Quiconque a pratiqué la traduction sait combien il s’agit d’une entreprise collective, à rebours de l’image du traducteur/auteur à sa table de travail. Fruit de la rencontre entre un texte et des langues, la traduction est au moins duale dès l’origine. Mais surtout, en offrant au traducteur la possibilité de dire dans sa traduction « presque la même chose » que ce qu’exprime l’original, pour reprendre la belle formule d’Umberto Eco, l’acte de traduire invite à la multiplicité. Celle-ci se manifeste sous la forme de la variation, qui s’inscrit précisément dans le registre du « presque » : comme dans son acceptation musicale, la variation redit, sous des contours et des atours changeants, l’obsession d’un « thème », cherchant à faire entendre en filigrane, presque en fantôme, l’original à mesure qu’elle en déploie les harmoniques et en parcourt les possibles dans ses langues. Pourtant, pour que le traducteur – cet expert en variation si habile au camouflage – accomplisse son œuvre, un choix doit finalement venir arrêter la déclinaison potentiellement infinie des variantes. Pour autant, le choix ne saurait être final, il ne peut être qu’une des possibles survies de l’œuvre, une de ses « vies continuées » (Fortleben) selon le mot de Walter Benjamin dans « La tâche du traducteur », dont le déploiement infini, à travers les langues et les temps, assure à l’œuvre son statut.

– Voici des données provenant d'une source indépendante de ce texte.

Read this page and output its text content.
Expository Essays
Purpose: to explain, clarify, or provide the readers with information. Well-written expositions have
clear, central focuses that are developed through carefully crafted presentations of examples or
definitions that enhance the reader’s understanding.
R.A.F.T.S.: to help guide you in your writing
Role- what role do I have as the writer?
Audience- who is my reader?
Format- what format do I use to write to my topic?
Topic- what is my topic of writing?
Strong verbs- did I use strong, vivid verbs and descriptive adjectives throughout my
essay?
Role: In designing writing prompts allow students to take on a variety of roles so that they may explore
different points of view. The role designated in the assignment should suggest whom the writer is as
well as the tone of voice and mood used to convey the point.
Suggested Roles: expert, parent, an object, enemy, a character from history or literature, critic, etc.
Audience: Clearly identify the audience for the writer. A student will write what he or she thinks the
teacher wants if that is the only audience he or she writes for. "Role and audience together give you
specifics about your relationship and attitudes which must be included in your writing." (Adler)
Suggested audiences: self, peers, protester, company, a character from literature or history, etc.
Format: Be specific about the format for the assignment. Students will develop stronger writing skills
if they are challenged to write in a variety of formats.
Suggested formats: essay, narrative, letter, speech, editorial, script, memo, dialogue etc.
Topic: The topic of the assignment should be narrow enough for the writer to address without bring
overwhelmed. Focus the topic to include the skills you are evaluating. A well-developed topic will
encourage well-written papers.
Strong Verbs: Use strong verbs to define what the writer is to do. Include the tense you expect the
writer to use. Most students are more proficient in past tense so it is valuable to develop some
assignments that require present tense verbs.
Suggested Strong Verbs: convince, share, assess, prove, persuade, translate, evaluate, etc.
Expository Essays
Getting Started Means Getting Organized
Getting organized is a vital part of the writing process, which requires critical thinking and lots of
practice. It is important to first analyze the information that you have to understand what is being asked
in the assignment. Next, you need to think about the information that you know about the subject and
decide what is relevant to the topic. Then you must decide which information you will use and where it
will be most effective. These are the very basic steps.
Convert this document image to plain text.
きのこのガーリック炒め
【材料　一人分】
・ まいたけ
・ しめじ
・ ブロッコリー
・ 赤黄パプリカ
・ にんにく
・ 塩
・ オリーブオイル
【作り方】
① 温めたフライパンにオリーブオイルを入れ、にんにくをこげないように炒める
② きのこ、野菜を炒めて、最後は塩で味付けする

Partant de ce lieu commun de la traduction selon lequel il existe autant de traductions qu’il y a de traducteurs, ce séminaire voudrait explorer les potentialités de la traduction collective en littérature, afin de mieux comprendre les enjeux linguistiques, esthétiques, historiques, voire politiques et juridiques, de cette pratique centrale des groupes humains. Comment les variations/variantes s’articulent-elles en traduction ? Comment la singularité du choix s’accomplit-elle à partir du jeu entre les variations collectives ? Quels enrichissements le collectif traductif permet-il par rapport à la pratique solitaire, et quelles transformations induit-il ? Quelle éthique traductive est engagée par une pratique collective de la traduction ?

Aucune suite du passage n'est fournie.